U.S. Army laundresses, often wives of senior enlisted men, were once given daily rations, quarters, fuel, bedding straw, and medical services. An article in Nebraska History magazine (Winter 1980) reported on the “ladies of Soap Suds Row,” who not only washed for soldiers on Nebraska and other western military posts, but provided social contact and occasional nursing care as well.
The United States Army had adopted the institution of company washerwomen from the British, giving them legal recognition in 1802. An act passed by Congress in that year allowed four laundresses to a company with one daily ration to be issued to each. Enlisted men and officers paid for their laundry at a rate determined by the post council of administration. In general, laundry rates established by post councils reflected the average wage scales for unskilled labor at most military posts. For example, the Fort Boise, Idaho, post council in 1866 set laundry rates at two dollars monthly for officers and one dollar monthly for enlisted men.
Living quarters for laundresses ranged from substandard to the barely adequate. Fort Sidney, Nebraska, in 1872 had laundress quarters measuring 71 feet by 140 feet. Constructed of cement and stone with shingle roofs, they were designed to accommodate three families. Seventeen years later in 1887 the post surgeon condemned the laundress housing then in use because of “poisonous” sanitary conditions. Fort Robinson in the late 1880s had a better maintained area for laundry work and offered an enlisted man, his laundress wife, and children a section of a 144-by-35-foot building built for twelve families.

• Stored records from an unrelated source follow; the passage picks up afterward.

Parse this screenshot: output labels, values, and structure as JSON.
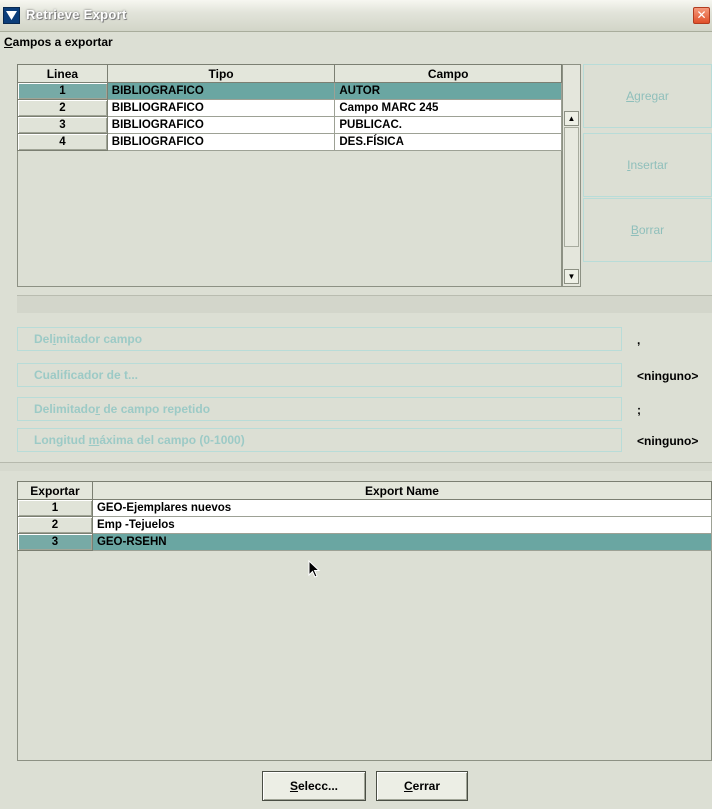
{
  "window": {
    "title": "Retrieve Export",
    "close_glyph": "✕"
  },
  "fields_section": {
    "label": "Campos a exportar",
    "columns": [
      "Linea",
      "Tipo",
      "Campo"
    ],
    "rows": [
      {
        "linea": "1",
        "tipo": "BIBLIOGRAFICO",
        "campo": "AUTOR",
        "selected": true
      },
      {
        "linea": "2",
        "tipo": "BIBLIOGRAFICO",
        "campo": "Campo MARC 245",
        "selected": false
      },
      {
        "linea": "3",
        "tipo": "BIBLIOGRAFICO",
        "campo": "PUBLICAC.",
        "selected": false
      },
      {
        "linea": "4",
        "tipo": "BIBLIOGRAFICO",
        "campo": "DES.FÍSICA",
        "selected": false
      }
    ]
  },
  "side_buttons": {
    "agregar": {
      "first": "A",
      "rest": "gregar"
    },
    "insertar": {
      "first": "I",
      "rest": "nsertar"
    },
    "borrar": {
      "first": "B",
      "rest": "orrar"
    }
  },
  "options": {
    "delimitador_campo": {
      "pre": "Del",
      "u": "i",
      "post": "mitador campo",
      "value": ","
    },
    "cualificador": {
      "label": "Cualificador de t...",
      "value": "<ninguno>"
    },
    "delimitador_repetido": {
      "pre": "Delimitado",
      "u": "r",
      "post": " de campo repetido",
      "value": ";"
    },
    "longitud": {
      "pre": "Longitud ",
      "u": "m",
      "post": "áxima del campo (0-1000)",
      "value": "<ninguno>"
    }
  },
  "exports_section": {
    "columns": [
      "Exportar",
      "Export Name"
    ],
    "rows": [
      {
        "num": "1",
        "name": "GEO-Ejemplares nuevos",
        "selected": false
      },
      {
        "num": "2",
        "name": "Emp -Tejuelos",
        "selected": false
      },
      {
        "num": "3",
        "name": "GEO-RSEHN",
        "selected": true
      }
    ]
  },
  "buttons": {
    "selecc": {
      "first": "S",
      "rest": "elecc..."
    },
    "cerrar": {
      "first": "C",
      "rest": "errar"
    }
  },
  "colors": {
    "selection": "#6aa6a2",
    "disabled_text": "#9ccac6",
    "window_bg": "#dcdfd4"
  }
}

Laundresses often performed other services besides washing clothes for enlisted men and officers. They served as part-time cooks and maids in the officers’ quarters and functioned as midwives and nurses. Their laundry fees and the extra rations they drew, enabled the soldier’s family to live more comfortably. However, the cost of providing rations, fuel, quarters (and transportation when soldier husbands were reassigned) gradually convinced the U.S. Army to discontinue the service of laundresses. Official recognition of laundresses was discontinued when the authority to issue rations to them expired on June 18, 1883, and was not renewed.